Annie, who had heard of these books but had read only the Eliot and a few of Joyce’s short stories at school, was impressed. So the books she had seen in Luke’s room weren’t just for show; he really did read and probably even understand them. At fifteen, she’d been reading historical sagas and sword and sorcery series, not literature with a capital L. That was reserved for school and was tedious in the extreme, thanks to Mr. Bolton, the English teacher, who made the stuff sound about as exciting as a wet Sunday in Cleethorpes.

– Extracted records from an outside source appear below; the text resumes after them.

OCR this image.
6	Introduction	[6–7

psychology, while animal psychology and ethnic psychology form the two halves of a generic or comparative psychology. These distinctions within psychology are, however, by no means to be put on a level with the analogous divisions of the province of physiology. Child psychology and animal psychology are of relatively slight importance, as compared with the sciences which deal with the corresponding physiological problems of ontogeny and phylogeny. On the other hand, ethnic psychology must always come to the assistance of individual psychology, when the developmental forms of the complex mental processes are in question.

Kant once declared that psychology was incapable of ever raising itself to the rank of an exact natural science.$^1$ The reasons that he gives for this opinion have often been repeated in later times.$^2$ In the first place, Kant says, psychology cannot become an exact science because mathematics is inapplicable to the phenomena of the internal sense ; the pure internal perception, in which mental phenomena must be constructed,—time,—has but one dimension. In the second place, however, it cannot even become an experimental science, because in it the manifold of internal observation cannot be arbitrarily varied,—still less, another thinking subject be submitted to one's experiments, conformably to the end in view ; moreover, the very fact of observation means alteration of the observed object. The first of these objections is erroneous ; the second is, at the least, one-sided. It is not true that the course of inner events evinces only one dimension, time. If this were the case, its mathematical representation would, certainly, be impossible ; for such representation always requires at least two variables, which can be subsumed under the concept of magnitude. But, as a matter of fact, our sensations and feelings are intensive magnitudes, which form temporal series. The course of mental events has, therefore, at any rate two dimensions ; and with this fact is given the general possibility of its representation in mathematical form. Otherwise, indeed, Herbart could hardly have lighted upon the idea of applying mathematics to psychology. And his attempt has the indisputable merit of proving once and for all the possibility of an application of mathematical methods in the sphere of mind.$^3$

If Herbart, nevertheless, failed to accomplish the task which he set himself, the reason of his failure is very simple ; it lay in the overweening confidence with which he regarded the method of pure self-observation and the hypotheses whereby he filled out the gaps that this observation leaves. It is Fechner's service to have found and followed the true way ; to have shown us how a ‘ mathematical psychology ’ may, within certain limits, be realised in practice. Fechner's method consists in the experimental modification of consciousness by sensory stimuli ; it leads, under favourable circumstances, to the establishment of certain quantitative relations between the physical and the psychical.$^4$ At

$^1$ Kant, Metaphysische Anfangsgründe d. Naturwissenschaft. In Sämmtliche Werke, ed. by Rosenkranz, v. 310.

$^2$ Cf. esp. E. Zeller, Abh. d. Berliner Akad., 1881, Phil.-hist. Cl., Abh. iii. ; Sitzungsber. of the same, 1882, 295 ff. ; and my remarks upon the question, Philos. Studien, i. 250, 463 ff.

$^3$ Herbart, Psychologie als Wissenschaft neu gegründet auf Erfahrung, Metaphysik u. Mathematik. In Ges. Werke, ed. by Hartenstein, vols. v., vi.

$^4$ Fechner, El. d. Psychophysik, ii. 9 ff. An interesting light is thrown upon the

“How often did Luke call by?” she asked.

“About once a month. Or whenever he was out of something to read.”

“He had the money. Why didn’t he go to Waterstone’s and buy them new?”

“Don’t ask me. We got chatting the first time he dropped in-”

“When was that?”

“Maybe eighteen months or so ago. Anyway, as I say, we got chatting and he came back.” He looked around at the stained ceilings, flaking plaster and tottering piles of books and smiled at Annie, showing crooked teeth. “I suppose there must have been something he liked about the place.”

“Must be the service,” Annie said.

Wells laughed. “I can tell you one thing. He liked those old Penguin Modern Classics. The old ones with the gray spines, not these modern pale-green things. Real paperbacks, not your trade size. And you can’t buy those at Waterstone’s. Same with the old Pan covers.”

Something moved in the back of the shop and a pile of books fell over. Annie thought she glimpsed a tabby cat slinking away into the deeper shadows.

Wells sighed. “Familiar’s gone and done it again.”

“Familiar?”

“My cat. No bookshop’s complete without a cat. After witch’s familiar. See?”

“I suppose so. Did Luke ever come in here with anyone else?”

“No.”

Annie took her copy of the artist’s impression out and set it on the table in front of him. “What about her?”

Wells leaned forward, put his glasses on again and examined the sketch. “It looks like her,” he said. “I told you I never forget a face.”

“But you told me Luke never came in with anyone else,” Annie said, feeling a tingle of excitement rise up her spine.

Wells looked at her. “Who said she was with him? No, she came in with another bloke, same sort of clothing and body-piercing.”

“Who are they?”

“I don’t know. They must have been a bit short of money, though.”

“Why do you say that?”

“Because they came in with an armful of brand-new books to sell. Stolen, I thought. Plain as day. Stolen books. I don’t have any truck with that sort of thing, so I sent them packing.”